Setting up a raffle for a prize that no one could win seems a pretty clear fraud to me. I hope that somewhere the police and lawyers are on it. If the Winns/ Taylors are now worth millions, they're worth pursuing!

That's if anyone bought the self-published, self-publicised raffle linked book. Wth no T&C, legal small print etc.

Which it is fully possible that they didn't.

Peridot1 · 06/07/2025 13:33

I read the first book and really enjoyed it although did wonder as to how and what had really gone on to lead to them losing the house etc. I suspected there might be either more to it then met the eye or they couldn’t talk about it. Read the second book and didn’t really enjoy that. Just seemed like she was flogging a dead horse a bit. Don’t think I realised there was a third book.

I wonder if the children don’t want anything to do with it all as they know it was all lies and more to the point why and what had really happened.

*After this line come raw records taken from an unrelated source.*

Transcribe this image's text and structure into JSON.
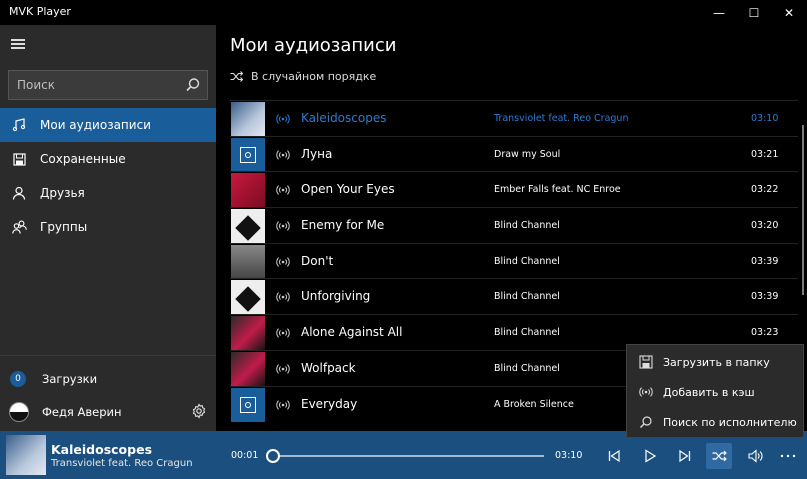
{
  "window": {
    "title": "MVK Player",
    "controls": {
      "minimize": "—",
      "maximize": "☐",
      "close": "✕"
    }
  },
  "sidebar": {
    "search_placeholder": "Поиск",
    "nav": [
      {
        "label": "Мои аудиозаписи",
        "icon": "music-note-icon",
        "active": true
      },
      {
        "label": "Сохраненные",
        "icon": "save-disk-icon",
        "active": false
      },
      {
        "label": "Друзья",
        "icon": "person-icon",
        "active": false
      },
      {
        "label": "Группы",
        "icon": "people-icon",
        "active": false
      }
    ],
    "downloads": {
      "count": "0",
      "label": "Загрузки"
    },
    "user": {
      "name": "Федя Аверин"
    }
  },
  "main": {
    "title": "Мои аудиозаписи",
    "shuffle_label": "В случайном порядке",
    "tracks": [
      {
        "title": "Kaleidoscopes",
        "artist": "Transviolet feat. Reo Cragun",
        "duration": "03:10",
        "playing": true
      },
      {
        "title": "Луна",
        "artist": "Draw my Soul",
        "duration": "03:21",
        "playing": false
      },
      {
        "title": "Open Your Eyes",
        "artist": "Ember Falls feat. NC Enroe",
        "duration": "03:22",
        "playing": false
      },
      {
        "title": "Enemy for Me",
        "artist": "Blind Channel",
        "duration": "03:20",
        "playing": false
      },
      {
        "title": "Don't",
        "artist": "Blind Channel",
        "duration": "03:39",
        "playing": false
      },
      {
        "title": "Unforgiving",
        "artist": "Blind Channel",
        "duration": "03:39",
        "playing": false
      },
      {
        "title": "Alone Against All",
        "artist": "Blind Channel",
        "duration": "03:23",
        "playing": false
      },
      {
        "title": "Wolfpack",
        "artist": "Blind Channel",
        "duration": "",
        "playing": false
      },
      {
        "title": "Everyday",
        "artist": "A Broken Silence",
        "duration": "",
        "playing": false
      }
    ]
  },
  "context_menu": {
    "items": [
      {
        "label": "Загрузить в папку",
        "icon": "save-disk-icon"
      },
      {
        "label": "Добавить в кэш",
        "icon": "broadcast-icon"
      },
      {
        "label": "Поиск по исполнителю",
        "icon": "search-icon"
      }
    ]
  },
  "player": {
    "title": "Kaleidoscopes",
    "artist": "Transviolet feat. Reo Cragun",
    "elapsed": "00:01",
    "total": "03:10",
    "progress": 0.005,
    "shuffle_active": true
  },
  "colors": {
    "accent": "#1a5d9b",
    "player_bg": "#1a4f80",
    "playing_text": "#2b7cd3",
    "sidebar_bg": "#2b2b2b"
  }
}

Aspanielstolemysanity · 06/07/2025 13:33

AWanderingFool · 06/07/2025 13:16

Apparently she told them that she'd lost her previous job, I'm now wondering how much of a cloud she left under...

Same ....

cakeorwine · 06/07/2025 13:34

Uricon2 · 06/07/2025 13:24

I'm staggered they thought they could get away with it longterm, especially with all the publicity for a major film.

I have the feeling there is a great deal more to come out.

This - I heard their story on Radio 4 a while ago - I think it was media show?

If you are going to have film about your life, with a major Hollywood star, then secrets aren't going to stay hidden.

But I guess they have their money now.

VirginaGirl · 06/07/2025 13:34

Doesn’t surprise me at all. Always thought there was more to the reason for the house repossession.

Comet33 · 06/07/2025 13:35

Tedsshed · 06/07/2025 13:28

Not a lawyer but married to one and mother of another.

I'd venture that the original set-up of the raffle would have been illegal because the house wasn't theirs outright to give away and therefore there was no hope of anyone ever winning it.

Given their behaviour in other areas, I'm guessing that there was never the promised prize draw, and so everyone who'd participated would just be left assuming they hadn't won. It would be interesting to know whether they did declare a winner, and who that winner was and what happened next.

Setting up a raffle for a prize that no one could win seems a pretty clear fraud to me. I hope that somewhere the police and lawyers are on it. If the Winns/ Taylors are now worth millions, they're worth pursuing!

Thank you :)

I suppose they hoped to earn enough in ticket sales to pay off their debts & give something for the prize draw but they'd have had to have sold hundreds of thousands of tickets to do so!

(Or am I still being naive & they'd have just pocketed the money??)